Advertisers will still be able to use third-party data, they’ll just have to buy it themselves and Twitter reserves the right to approve the data sources. Twitter told The Wall Street Journal on Wednesday that its new policy will take effect early next year.
According to Twitter, cutting off third-party data access for ad targeting on its platform is unrelated to its admission just the day before that it may have shared data with ad partners without user consent. (OK.)
When Facebook removed its third-party data broker integrations last year, ad buyers and data sellers were left in the lurch, at least in the short term. In August 2018, four months after Facebook pulled the plug, Acxiom acknowledged a multimillion-dollar revenue hit thanks to the end of Partner Categories.
But Twitter’s change doesn’t seem like it’s going to have the same impact. The early industry consensus is that it’s a smart move from a privacy perspective, but that the effect on advertisers is minor.
AdExchanger spoke with industry execs to take the temperature on what Twitter’s move means in a larger context.
To what extent is it a liability – or an asset – for social media companies to offer third-party segments for targeting on their platforms?

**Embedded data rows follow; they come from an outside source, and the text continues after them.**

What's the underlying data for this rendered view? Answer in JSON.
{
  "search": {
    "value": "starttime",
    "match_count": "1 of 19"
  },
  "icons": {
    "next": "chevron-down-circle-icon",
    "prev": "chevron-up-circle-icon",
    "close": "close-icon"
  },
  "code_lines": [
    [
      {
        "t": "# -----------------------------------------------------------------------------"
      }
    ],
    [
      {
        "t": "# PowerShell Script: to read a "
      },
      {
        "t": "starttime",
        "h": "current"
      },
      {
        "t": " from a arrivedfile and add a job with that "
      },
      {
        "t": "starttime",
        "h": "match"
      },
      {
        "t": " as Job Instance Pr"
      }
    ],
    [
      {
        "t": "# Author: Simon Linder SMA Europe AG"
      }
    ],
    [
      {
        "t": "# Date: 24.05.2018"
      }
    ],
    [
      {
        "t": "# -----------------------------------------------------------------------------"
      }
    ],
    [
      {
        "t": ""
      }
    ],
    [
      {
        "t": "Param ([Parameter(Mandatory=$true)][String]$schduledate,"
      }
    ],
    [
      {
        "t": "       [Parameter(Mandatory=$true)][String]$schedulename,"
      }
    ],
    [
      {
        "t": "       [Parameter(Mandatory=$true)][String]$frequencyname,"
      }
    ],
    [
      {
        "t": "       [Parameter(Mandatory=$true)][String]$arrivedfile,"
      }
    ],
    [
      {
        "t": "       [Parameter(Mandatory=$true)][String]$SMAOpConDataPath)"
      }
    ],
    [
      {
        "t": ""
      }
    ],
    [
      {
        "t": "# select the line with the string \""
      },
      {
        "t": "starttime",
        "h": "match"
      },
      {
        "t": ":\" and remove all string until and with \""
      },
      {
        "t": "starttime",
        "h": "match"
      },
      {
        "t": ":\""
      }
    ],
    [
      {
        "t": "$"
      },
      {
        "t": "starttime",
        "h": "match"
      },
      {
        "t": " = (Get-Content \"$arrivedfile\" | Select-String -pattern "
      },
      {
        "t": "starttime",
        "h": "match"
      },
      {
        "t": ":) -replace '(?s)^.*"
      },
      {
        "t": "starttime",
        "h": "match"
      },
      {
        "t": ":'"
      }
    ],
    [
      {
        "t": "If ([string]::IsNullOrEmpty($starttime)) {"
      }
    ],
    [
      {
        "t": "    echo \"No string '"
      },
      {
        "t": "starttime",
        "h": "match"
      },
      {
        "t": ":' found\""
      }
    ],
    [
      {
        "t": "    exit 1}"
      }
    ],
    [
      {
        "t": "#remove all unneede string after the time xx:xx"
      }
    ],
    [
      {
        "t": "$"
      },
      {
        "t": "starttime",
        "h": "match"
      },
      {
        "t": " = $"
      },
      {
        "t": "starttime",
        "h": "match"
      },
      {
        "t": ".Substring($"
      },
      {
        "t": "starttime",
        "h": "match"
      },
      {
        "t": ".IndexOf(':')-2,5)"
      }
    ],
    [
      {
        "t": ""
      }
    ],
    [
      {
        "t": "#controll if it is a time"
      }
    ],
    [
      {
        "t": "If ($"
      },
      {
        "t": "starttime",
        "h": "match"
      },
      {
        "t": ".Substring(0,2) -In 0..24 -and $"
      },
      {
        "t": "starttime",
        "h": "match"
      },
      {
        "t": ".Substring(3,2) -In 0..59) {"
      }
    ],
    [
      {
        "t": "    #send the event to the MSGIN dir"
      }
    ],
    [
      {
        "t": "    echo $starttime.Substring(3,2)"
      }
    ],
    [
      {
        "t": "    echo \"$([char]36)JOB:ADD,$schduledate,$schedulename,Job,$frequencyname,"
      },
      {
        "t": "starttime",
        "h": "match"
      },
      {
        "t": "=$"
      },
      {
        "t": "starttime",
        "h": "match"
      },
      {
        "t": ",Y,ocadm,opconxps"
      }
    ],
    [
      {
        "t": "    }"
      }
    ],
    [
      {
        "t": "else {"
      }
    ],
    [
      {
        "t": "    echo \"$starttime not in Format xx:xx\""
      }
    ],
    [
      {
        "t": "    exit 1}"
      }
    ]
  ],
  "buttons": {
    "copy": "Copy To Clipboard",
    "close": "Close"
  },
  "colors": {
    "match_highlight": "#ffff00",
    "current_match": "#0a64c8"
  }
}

- Charlie Cole, global chief ecommerce officer, Samsonite & chief digital officer, TUMI
- Mike Brooks, SVP of revenue, WeatherBug
- James Douglas, SVP, head of media, Reprise
- Lindsey Harju, co-founder, Blinc Digital Group
- Scott McLeod, chief of staff, Resident
I prefer to leverage our data and our direct partners’ data (in this case, Twitter) virtually all the time. The added privacy benefits certainly outweigh any nominal value from the third-party data in this case.

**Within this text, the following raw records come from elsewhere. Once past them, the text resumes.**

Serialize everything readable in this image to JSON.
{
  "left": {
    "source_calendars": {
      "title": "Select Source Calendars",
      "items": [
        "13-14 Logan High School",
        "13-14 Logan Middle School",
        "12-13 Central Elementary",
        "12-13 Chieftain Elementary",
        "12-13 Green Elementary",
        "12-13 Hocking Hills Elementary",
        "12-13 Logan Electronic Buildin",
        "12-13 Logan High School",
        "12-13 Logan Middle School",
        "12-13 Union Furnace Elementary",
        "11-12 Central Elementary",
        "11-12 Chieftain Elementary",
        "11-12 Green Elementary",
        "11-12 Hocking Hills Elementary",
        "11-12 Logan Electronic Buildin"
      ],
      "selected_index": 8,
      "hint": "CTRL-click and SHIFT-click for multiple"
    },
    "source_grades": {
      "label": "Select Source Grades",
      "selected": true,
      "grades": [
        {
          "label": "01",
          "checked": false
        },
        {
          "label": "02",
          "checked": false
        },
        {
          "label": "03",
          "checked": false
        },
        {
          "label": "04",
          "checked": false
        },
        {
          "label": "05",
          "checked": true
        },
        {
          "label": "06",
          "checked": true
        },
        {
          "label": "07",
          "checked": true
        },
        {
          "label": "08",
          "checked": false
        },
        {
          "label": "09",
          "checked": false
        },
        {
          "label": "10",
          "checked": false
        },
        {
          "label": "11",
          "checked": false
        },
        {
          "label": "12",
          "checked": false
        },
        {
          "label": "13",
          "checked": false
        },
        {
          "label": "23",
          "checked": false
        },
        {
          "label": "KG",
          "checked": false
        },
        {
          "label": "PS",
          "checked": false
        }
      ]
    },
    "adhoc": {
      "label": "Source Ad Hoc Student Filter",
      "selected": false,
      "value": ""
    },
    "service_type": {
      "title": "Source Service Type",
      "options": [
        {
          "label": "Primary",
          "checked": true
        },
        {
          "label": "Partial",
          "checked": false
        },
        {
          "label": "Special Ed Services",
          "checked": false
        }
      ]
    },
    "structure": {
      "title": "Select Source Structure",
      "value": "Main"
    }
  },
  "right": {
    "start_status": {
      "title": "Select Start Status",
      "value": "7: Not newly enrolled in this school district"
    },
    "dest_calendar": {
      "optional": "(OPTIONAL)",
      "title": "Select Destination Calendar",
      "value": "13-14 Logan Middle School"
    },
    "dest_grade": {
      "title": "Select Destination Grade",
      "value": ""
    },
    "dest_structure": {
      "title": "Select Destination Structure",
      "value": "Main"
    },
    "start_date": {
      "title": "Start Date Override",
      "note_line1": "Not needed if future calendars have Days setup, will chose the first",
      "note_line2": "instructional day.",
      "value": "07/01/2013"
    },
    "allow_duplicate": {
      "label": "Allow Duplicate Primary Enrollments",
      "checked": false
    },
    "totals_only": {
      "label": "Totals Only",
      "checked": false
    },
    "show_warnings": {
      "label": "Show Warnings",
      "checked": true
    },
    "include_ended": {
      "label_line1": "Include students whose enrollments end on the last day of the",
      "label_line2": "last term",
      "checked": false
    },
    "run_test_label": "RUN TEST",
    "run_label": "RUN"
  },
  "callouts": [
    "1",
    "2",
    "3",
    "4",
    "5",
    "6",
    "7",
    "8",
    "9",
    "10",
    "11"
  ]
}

What we're seeing is not so much a repudiation of third-party data, but more so a vote of no confidence in the industry's current infrastructure for collecting and sharing it in a post-GDPR world. Advertising user data is still an incredibly valuable signal, but until a player is able to cement itself as true signal – fairly and legitimately collected – it's not worth the risk for any scaled platform to get caught in the crossfire during the transition.

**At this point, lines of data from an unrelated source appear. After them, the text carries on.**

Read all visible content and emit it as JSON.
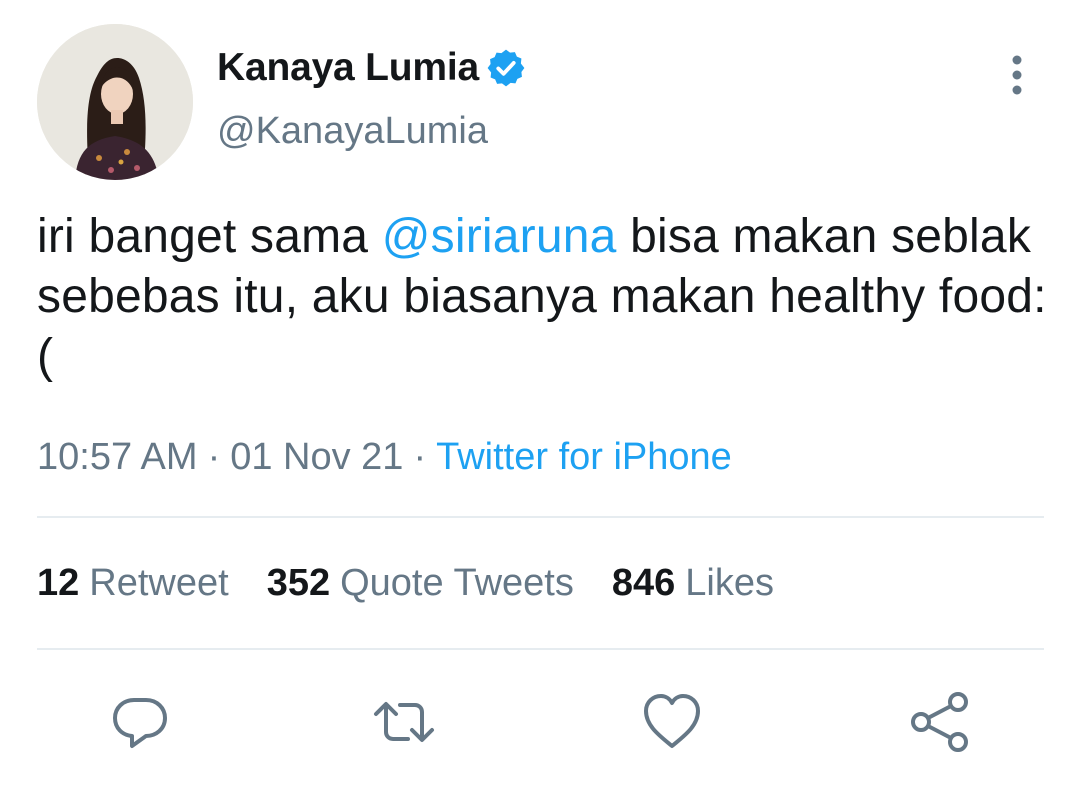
{
  "author": {
    "display_name": "Kanaya Lumia",
    "handle": "@KanayaLumia"
  },
  "tweet": {
    "text_before": "iri banget sama ",
    "mention": "@siriaruna",
    "text_after": " bisa makan seblak sebebas itu, aku biasanya makan healthy food:("
  },
  "meta": {
    "time": "10:57 AM",
    "separator": "·",
    "date": "01 Nov 21",
    "source": "Twitter for iPhone"
  },
  "stats": {
    "retweets": {
      "count": "12",
      "label": "Retweet"
    },
    "quotes": {
      "count": "352",
      "label": "Quote Tweets"
    },
    "likes": {
      "count": "846",
      "label": "Likes"
    }
  },
  "icons": {
    "verified": "verified-badge-icon",
    "more": "more-vertical-icon",
    "reply": "reply-icon",
    "retweet": "retweet-icon",
    "like": "like-icon",
    "share": "share-icon"
  },
  "colors": {
    "accent": "#1da1f2",
    "text": "#14171a",
    "secondary": "#657786",
    "divider": "#e6ecf0"
  }
}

Twitter’s update seemed like an inevitability to us – following suit with other self-serve primary buying platforms like Facebook and Google with tighter controls for consumer data privacy around CCPA/GDPR. Better opt-in controls and transparency for consumers on platforms like Twitter will ensure ongoing user growth and media investment that follows engaged platform users.
We do still see a significant need for access to third-party party audiences for our advertisers, with clear evidence of better performance and effectiveness while leveraging them on key digital platforms like Twitter. The challenge for us has simply been the nascent state of this new audience marketplace and efficiently deploying these audiences across platforms like Twitter – where separate legal agreements and payment/fulfillment process have to be created for the protection of our advertisers.
Our hope is Twitter learns from challenges created by other platforms with this type of targeting shift, ensuring that third-party audience usage continues to be seamless as these changes are made.
I don’t believe it’s the asset it once was. It would have been a much bigger change for the industry if this had happened a few years ago or if Twitter did it first, but Facebook did it first and advertisers were more reliant on Facebook’s data program anyway. Facebook made it very easy to use third-party data with just one click, and Twitter never made it that easy. Facebook is so relevant that it was a big shock to the industry, but Twitter doing this it’s like, “OK, we’ll just figure it out.”
At the same time, since Facebook made its change, LiveRamp and advertisers haven’t been sitting still. Data buyers in particular have not only figured out alternate paths, but ones that are more diverse and a better fit for specific campaign strategies. Basically, the “bring your own data” movement has led to smarter more evolved data buyers.
Third-party data is not really a liability. These providers will continue to aggregate and sell data regardless. By removing the asset from ad platforms you actually only hurt smaller businesses and advertisers as big brands and agencies can still access third-party data for audience enrichment and targeting.